2018年7月12日

血管透過性制御に関わるタンパク質を明らかに

岡田准教授は、血管だけに存在するタンパク質「Robo4」に注目して研究している。Roboは細胞内にシグナルを伝達する受容体で、4種類ある。「Robo1からRobo3までは脳内の神経細胞で機能しています。ところがRobo4は神経細胞でなく血管だけに存在していることが明らかになり、Robo4は血管で一体何をしているのだろう?と不思議に思う気持ちから、研究を始めました」
岡田准教授は、Robo4を持たないマウスが炎症に弱いことを明らかにした。「Robo4を持たないマウスに細菌成分を投与すると、通常のマウスより高い確率で死にました。Robo4を持たないマウスは、炎症の際に血管の透過性が上がり過ぎ、肺など複数の臓器で血管から血液が漏れてしまうことが原因でした」。このことから、Robo4は炎症時の血管透過性を抑える働きをすることが判明。
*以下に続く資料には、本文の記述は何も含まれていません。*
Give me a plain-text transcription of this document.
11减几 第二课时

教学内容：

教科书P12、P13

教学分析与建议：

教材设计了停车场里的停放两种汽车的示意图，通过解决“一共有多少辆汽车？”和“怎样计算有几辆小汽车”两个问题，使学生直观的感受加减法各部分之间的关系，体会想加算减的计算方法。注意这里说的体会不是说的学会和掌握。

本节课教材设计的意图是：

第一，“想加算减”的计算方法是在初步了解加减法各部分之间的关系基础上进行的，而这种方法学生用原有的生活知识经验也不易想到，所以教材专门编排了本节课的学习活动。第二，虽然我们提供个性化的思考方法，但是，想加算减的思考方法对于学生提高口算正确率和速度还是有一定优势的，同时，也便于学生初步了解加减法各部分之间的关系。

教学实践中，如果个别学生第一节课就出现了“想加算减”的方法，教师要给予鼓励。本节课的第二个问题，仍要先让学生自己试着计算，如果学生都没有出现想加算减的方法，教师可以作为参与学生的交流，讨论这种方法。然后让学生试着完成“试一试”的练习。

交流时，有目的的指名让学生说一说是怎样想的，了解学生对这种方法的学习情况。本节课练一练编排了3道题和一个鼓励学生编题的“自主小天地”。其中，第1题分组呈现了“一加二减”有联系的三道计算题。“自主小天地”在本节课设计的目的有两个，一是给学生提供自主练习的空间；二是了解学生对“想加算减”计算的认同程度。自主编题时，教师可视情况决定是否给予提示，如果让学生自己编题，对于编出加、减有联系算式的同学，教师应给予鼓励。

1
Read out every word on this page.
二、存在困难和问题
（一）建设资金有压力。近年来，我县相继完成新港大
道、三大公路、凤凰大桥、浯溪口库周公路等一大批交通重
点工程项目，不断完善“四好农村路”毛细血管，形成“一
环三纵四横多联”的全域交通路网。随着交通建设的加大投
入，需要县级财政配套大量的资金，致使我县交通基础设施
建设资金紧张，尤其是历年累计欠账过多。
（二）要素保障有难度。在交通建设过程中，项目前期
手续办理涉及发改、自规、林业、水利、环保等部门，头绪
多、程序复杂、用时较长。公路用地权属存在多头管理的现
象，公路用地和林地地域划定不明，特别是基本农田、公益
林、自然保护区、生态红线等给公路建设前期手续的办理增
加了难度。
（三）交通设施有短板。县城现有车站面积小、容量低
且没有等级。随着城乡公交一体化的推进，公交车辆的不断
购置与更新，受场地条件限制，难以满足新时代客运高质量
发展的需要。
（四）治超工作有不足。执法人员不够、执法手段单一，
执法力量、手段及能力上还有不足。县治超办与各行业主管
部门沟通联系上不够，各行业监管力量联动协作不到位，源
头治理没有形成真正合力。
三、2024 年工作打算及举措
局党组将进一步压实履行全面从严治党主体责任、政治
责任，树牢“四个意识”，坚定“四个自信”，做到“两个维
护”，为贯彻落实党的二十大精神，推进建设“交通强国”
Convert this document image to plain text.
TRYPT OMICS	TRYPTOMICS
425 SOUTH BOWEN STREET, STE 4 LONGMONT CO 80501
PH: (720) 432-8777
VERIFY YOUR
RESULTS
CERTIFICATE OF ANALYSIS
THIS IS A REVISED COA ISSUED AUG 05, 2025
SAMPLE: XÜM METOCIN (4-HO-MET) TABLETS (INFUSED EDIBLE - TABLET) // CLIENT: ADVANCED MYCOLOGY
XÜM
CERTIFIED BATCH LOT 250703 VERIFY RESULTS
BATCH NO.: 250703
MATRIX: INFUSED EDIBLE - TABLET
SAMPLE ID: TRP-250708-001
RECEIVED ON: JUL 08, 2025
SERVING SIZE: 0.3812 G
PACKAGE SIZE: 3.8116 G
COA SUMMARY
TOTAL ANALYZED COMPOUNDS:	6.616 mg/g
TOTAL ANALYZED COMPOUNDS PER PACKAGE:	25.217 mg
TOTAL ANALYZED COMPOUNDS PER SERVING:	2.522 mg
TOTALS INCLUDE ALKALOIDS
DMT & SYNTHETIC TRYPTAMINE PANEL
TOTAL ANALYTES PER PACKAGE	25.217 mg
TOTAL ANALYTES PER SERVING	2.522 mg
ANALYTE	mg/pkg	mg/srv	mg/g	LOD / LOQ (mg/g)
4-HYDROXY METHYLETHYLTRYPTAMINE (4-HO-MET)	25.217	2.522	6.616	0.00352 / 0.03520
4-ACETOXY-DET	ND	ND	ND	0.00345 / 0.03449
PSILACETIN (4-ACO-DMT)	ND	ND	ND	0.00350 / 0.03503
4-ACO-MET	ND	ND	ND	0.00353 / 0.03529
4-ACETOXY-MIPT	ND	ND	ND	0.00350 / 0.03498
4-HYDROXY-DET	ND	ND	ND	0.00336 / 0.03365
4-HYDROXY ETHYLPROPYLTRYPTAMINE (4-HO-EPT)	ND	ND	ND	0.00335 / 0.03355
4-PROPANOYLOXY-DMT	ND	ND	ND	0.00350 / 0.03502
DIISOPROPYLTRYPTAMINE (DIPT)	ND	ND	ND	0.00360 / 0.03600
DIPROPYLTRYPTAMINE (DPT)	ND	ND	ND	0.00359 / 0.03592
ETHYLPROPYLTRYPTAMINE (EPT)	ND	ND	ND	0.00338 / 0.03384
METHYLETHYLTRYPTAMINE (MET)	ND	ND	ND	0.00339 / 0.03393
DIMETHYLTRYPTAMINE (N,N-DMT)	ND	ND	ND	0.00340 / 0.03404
「血管の透過性が亢進しすぎて起こる炎症性疾患を、Robo4が抑える作用を持つという、とても興味深い結果でした」

新しい仕組みで作用する炎症治療薬の提案

けがなどで病原体が体内に入ると、血管の内側をおおう血管内皮細胞に病原体が触れる。すると血管内皮細胞は免疫細胞とともに、炎症性サイトカインを放出する。このサイトカインは通常、血管透過性を高め病原体の効率的な除去を助けるが、敗血症など重症感染症では、延々と続く炎症のためサイトカイン濃度がどんどん高まってしまう「サイトカインストーム」という状態になる。「サイトカインストームは全身の血管の透過性を上げすぎてしまい、臓器不全などを招いて患者を死亡させてしまいます」。これまで、重症感染症の治療にはサイトカインストームを抑制する目的で、抗生物質やステロイドが用いられてきた。これらの薬は有用なものの、血管透過性を直接抑制することができない。そこで、岡田准教授たちは、血管透過性を抑制する新しい仕組みで作用する炎症治療薬として、血管のRobo4量を増やす薬を開発中だ。

Robo4に着目した創薬の実現へ

「Robo4はなぜ血管透過性を抑えるのか?」についてのメカニズム研究も進んでいる。最近の研究では、Robo4が敗血症以外の広い炎症疾患の治療標的となることも明らかにしている。「Robo4の機能の全容を解明し、安全性についての情報も得つつ、『阪大発の創薬』を実現させていきたいです」

脳の血管透過性コントロールにも挑戦

他にも、脳疾患を効率よく治療する技術についての共同研究が進行中だ。「脳の血管は透過性がとても低い。血液脳関門という、血管内の異物を脳に入れない仕組みがあるのです。脳を守る大事な仕組みですが、血液中の薬が脳に届かず、脳疾患を効率よく治療できないことが問題になっています。我々は、脳の血管透過性を一時的に高め、効率よく脳に薬を届ける技術の開発も進めています。」

●岡田欣晃(おかだ よしあき)
2003年大阪大学薬学研究科修了、薬学博士。同年ハーバード大学医学部研究員、06年大阪大学薬学研究科助手、07年同研究科助教を経て、12年より現職。